Driving the rural Midwest can be a distressing, depressing experience. The countryside is as beautiful as ever -- not just the rolling hills and forests that look like a Grant Wood painting come to life, but even the flatter vistas across fields of corn and beans, so lush in summer and still majestic in winter, as evocative as the ocean, primed to spring into life almost any day now. The white farmhouses, red barns and blue silos seems to paint the spectrum of America.
But look closer. Too many of the farmhouses are derelict, their families gone, their land consolidated into the farm next door. Too many farm towns are derelict, too, their main streets reduced to a bar or two, their schools closed, their groceries replaced by a Casey's out on the highway, their residents often people who are there only because they are cheap places to live.

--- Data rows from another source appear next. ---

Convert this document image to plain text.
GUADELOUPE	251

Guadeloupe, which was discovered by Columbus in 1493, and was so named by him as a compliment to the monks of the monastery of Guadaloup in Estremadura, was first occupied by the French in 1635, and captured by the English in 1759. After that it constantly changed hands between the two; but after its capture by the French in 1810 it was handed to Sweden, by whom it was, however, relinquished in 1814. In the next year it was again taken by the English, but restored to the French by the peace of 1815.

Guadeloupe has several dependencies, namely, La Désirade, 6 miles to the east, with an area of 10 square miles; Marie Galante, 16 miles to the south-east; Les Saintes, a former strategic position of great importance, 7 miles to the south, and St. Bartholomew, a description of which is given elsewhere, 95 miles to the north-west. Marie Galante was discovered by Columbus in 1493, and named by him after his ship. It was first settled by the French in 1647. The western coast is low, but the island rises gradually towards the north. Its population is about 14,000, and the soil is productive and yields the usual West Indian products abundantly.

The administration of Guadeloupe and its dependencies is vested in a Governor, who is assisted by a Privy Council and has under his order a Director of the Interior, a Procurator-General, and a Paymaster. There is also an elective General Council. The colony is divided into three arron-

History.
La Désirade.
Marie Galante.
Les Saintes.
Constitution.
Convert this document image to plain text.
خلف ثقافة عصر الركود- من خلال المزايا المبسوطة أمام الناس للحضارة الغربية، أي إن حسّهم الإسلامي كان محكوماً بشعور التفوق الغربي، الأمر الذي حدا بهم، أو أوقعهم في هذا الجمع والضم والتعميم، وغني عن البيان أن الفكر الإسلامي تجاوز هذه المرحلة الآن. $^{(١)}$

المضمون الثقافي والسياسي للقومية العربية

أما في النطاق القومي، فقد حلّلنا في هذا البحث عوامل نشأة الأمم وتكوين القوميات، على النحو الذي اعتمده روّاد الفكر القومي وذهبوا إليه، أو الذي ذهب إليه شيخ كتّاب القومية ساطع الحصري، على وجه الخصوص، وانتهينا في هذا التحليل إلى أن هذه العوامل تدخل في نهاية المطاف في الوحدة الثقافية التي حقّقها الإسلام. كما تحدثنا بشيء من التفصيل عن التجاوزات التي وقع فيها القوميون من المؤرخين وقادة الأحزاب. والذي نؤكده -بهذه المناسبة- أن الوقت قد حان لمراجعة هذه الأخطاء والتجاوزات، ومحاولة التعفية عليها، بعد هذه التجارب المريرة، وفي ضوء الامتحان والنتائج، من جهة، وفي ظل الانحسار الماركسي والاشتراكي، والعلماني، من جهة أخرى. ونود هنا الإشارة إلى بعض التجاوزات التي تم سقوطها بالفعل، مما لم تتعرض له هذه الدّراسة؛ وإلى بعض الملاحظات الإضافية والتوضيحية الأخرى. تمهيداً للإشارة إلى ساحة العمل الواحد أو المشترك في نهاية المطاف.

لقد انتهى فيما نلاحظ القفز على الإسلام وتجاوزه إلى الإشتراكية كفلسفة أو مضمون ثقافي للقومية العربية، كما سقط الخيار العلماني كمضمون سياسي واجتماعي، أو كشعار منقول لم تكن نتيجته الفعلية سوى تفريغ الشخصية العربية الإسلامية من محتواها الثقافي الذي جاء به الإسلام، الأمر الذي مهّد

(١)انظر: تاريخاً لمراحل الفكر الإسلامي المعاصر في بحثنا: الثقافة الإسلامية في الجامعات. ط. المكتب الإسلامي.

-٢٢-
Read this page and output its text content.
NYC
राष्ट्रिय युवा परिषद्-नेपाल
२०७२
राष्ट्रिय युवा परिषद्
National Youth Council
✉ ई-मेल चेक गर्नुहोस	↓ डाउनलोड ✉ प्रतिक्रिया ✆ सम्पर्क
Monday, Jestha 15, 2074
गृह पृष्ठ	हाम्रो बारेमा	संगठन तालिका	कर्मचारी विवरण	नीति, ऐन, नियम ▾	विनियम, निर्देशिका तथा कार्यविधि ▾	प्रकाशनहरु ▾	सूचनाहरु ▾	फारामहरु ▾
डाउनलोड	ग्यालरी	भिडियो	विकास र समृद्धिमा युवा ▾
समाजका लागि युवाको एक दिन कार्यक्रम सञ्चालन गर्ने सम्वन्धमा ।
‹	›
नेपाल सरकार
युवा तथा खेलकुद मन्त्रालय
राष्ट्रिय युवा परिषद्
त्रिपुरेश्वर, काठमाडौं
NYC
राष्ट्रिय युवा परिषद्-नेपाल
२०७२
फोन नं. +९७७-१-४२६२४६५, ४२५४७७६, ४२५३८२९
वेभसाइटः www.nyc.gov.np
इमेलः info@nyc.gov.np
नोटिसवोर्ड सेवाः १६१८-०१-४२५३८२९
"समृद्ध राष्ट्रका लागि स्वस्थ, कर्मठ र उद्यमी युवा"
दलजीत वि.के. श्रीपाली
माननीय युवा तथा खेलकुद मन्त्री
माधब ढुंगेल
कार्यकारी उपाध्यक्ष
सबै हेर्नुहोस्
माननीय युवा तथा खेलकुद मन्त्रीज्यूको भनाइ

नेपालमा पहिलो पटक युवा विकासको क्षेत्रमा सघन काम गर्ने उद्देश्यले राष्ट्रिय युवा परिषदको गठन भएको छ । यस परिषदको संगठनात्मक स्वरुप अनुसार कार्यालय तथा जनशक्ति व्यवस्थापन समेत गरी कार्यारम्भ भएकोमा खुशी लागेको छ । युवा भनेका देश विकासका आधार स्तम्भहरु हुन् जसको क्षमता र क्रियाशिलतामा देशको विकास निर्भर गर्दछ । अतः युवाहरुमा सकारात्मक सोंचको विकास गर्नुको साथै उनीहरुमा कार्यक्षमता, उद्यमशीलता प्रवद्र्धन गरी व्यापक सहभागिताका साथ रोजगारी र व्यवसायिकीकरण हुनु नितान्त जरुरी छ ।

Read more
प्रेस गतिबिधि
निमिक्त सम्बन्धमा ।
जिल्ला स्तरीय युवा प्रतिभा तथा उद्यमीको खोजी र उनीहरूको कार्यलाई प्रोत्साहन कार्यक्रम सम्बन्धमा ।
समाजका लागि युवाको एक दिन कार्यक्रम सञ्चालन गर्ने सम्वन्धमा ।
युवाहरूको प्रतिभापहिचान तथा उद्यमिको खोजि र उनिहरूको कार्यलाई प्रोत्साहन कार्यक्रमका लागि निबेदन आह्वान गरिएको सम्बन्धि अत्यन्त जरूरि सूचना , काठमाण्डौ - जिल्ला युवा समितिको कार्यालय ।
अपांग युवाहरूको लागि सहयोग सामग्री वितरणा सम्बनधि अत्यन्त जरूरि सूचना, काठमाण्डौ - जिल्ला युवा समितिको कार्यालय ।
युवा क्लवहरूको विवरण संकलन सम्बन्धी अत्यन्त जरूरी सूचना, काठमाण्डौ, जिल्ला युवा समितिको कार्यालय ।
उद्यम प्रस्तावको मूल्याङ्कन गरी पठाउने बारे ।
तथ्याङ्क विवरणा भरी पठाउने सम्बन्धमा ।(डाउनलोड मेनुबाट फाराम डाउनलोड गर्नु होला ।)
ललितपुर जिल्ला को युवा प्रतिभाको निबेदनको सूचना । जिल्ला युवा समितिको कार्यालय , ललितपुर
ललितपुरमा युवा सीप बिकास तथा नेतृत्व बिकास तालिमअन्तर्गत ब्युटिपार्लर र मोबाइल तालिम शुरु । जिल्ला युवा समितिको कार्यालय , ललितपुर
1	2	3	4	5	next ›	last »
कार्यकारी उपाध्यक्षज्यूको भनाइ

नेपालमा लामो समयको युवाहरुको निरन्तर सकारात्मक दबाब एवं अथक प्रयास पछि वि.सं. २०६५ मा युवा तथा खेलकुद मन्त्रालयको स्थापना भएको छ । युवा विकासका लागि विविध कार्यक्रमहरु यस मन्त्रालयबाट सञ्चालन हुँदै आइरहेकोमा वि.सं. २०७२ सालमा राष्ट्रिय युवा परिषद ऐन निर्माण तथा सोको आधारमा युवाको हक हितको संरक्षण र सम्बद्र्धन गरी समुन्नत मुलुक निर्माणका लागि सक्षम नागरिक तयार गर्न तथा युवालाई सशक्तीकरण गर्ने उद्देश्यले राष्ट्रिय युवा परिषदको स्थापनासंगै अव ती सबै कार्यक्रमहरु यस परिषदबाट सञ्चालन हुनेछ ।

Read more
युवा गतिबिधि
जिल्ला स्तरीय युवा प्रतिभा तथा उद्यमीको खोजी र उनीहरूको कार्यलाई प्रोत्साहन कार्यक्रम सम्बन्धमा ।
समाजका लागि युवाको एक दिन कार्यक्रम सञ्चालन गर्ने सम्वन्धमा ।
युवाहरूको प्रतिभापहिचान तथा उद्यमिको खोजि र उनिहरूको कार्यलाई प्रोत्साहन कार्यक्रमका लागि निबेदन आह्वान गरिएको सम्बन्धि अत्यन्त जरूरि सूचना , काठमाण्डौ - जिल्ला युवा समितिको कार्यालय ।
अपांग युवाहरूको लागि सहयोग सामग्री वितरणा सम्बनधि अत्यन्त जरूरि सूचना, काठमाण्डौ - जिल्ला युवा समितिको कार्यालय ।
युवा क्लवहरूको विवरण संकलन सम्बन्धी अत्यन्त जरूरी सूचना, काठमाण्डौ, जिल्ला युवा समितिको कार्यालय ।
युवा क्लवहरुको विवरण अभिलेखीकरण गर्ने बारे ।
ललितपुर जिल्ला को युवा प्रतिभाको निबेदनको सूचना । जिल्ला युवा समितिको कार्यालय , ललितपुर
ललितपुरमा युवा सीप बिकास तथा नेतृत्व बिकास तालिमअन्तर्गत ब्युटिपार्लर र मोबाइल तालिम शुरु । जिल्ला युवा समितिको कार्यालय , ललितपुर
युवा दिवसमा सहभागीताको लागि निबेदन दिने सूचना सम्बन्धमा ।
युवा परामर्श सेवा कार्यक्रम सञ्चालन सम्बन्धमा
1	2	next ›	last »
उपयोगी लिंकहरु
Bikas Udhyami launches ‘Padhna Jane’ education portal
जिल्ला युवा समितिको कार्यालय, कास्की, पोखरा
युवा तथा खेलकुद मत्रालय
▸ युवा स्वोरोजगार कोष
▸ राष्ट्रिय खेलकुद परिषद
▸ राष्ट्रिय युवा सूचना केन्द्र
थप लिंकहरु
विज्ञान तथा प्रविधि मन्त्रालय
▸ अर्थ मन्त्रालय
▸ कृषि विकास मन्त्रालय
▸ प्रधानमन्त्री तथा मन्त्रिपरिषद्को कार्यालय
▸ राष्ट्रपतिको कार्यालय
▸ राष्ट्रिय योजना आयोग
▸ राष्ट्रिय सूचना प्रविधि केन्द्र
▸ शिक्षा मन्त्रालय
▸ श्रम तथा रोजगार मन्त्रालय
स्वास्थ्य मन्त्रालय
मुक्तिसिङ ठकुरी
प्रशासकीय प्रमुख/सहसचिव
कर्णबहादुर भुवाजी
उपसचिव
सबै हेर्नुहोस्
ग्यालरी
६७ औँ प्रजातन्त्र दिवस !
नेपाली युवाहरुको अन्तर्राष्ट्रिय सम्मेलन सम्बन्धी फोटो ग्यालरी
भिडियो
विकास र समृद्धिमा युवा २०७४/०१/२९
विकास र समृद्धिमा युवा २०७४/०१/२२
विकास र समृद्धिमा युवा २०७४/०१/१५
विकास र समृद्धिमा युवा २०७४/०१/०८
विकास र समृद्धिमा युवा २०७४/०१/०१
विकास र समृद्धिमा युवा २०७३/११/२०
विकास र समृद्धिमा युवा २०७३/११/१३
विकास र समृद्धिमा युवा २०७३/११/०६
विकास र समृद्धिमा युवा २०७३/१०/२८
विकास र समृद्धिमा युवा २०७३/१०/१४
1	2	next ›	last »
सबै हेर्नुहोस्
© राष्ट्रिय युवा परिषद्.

Even more substantial towns are dog-eared affairs. Their population has been shrinking for decades. The high school graduates smart kids who leave and don't come back. On the edge of town stands a half-empty industrial park, the symbol of an earlier grab for prosperity that didn't quite work out.
Many of these towns look like they've surrendered to an economy, now global, that has no place for them. Some truly have surrendered and may have no future. But others realize that the world has changed and they must change with it.
To these defiant places, Mark Drabenstott has something to say. Drabenstott may be the leading thinker on rural issues in the Midwest. For years he was director of the Center for the Study of Rural America at the Federal Reserve Bank in Kansas City. More recently, he has been working with the Rural Policy Research Institute (RUPRI) and the Paris-based Organization for Economic Cooperation and Development (OECD). He's studied and consulted around the globe and looked hard at his own Midwest.
The result is a major report called "Past Silos and Smokestacks: Transforming the Rural Economy in the Midwest," which The Chicago Council on Global Affairs has just issued. It's the Council's latest Heartland Paper, a series intended to analyze the Midwest's biggest challenges and draw a roadmap to solutions.
Quite a lot has been written on the rural Midwest in recent years. It's hard to imagine that there will be anything better.
Drabenstott's title, "Beyond Silos and Smokestacks," is meant literally. Farming is still here and isn't going away. But for all the talk about micro-farming and locavores, farms are going to keep getting bigger and farm populations smaller. The truth is, it's been years since most Midwesterners earned their living on farms. Factory jobs, often tied to autos and farm equipment, have long supported the Midwest, perhaps more so than any other part of the country. Those jobs also have been dwindling for years, and they're the ones that are being most vigorously outsourced now.
So neither silos nor smokestacks can support us anymore. So what now? That's Drabenstott's theme.
He says individual towns and counties aren't big enough to chart their own futures in this new global age. Instead they must get together, act regionally, become big enough to leverage resources and assets: the optimal region, he suggests, is 15 to 30 counties, maybe even more in sparsely-populated areas. This, he says, is "critical mass."
Then, he says, the regions have to count their blessings -- think hard about what they know and what they're good at, so they know what cards they have to play. Each region varies. So what's your strong suit? Tourism? Health care? A still strong cluster of industries? He calls this "distinct potential."
Third, stress innovation and entrepreneurialism. Most Midwesterns towns and counties put all their efforts into smokestack-chasing -- trying to bribe companies to move their operations to town. This is a fool's game, he says. Work instead with schools, community colleges and businesses to incubate local ideas, in the hope that they will hatch into locally-owned businesses that, unlike the imports, are likely to stay around for a while.
Drabenstott urges new state and federal policies to make this happen. But I get the feeling that he's not counting on state and federal governments for much help. Instead, his stress is on local people getting together in local regions, to create their own futures.
This is the lesson he has learned in work from Europe to China. And it's the lesson he's putting to use in regions here in the Midwest. He's been working with the Southern Minnesota Regional Competitiveness Project, spanning 38 counties, and with Riverlands, a newer regional development project embracing 14 counties in northwestern Illinois, eastern Iowa and southwestern Wisconsin. Working across Midwestern state lines is tough, as anyone knows who's tried to do it, and this project, even more than the one in southern Minnesota, could point to the Midwest's future, if Drabenstott and his colleagues can pull it off.
The Council is proud to put Mark Drabenstott's ideas before a larger audience. Much of what he says ties in with some of our other recent themes, especially our recent Policy Brief by Frank Samuel seeking new ways to inject venture captial into innovative startup businesses.
Both Drabenstott and Samuel want the Midwest to recover the knack of innovation that powered our economy for a century. Both want us to stop looking to the outside world and start inventing our own future. both think we're smart and hard-working, but we aren't turning this brainpower and diligence into a 21st century-economy.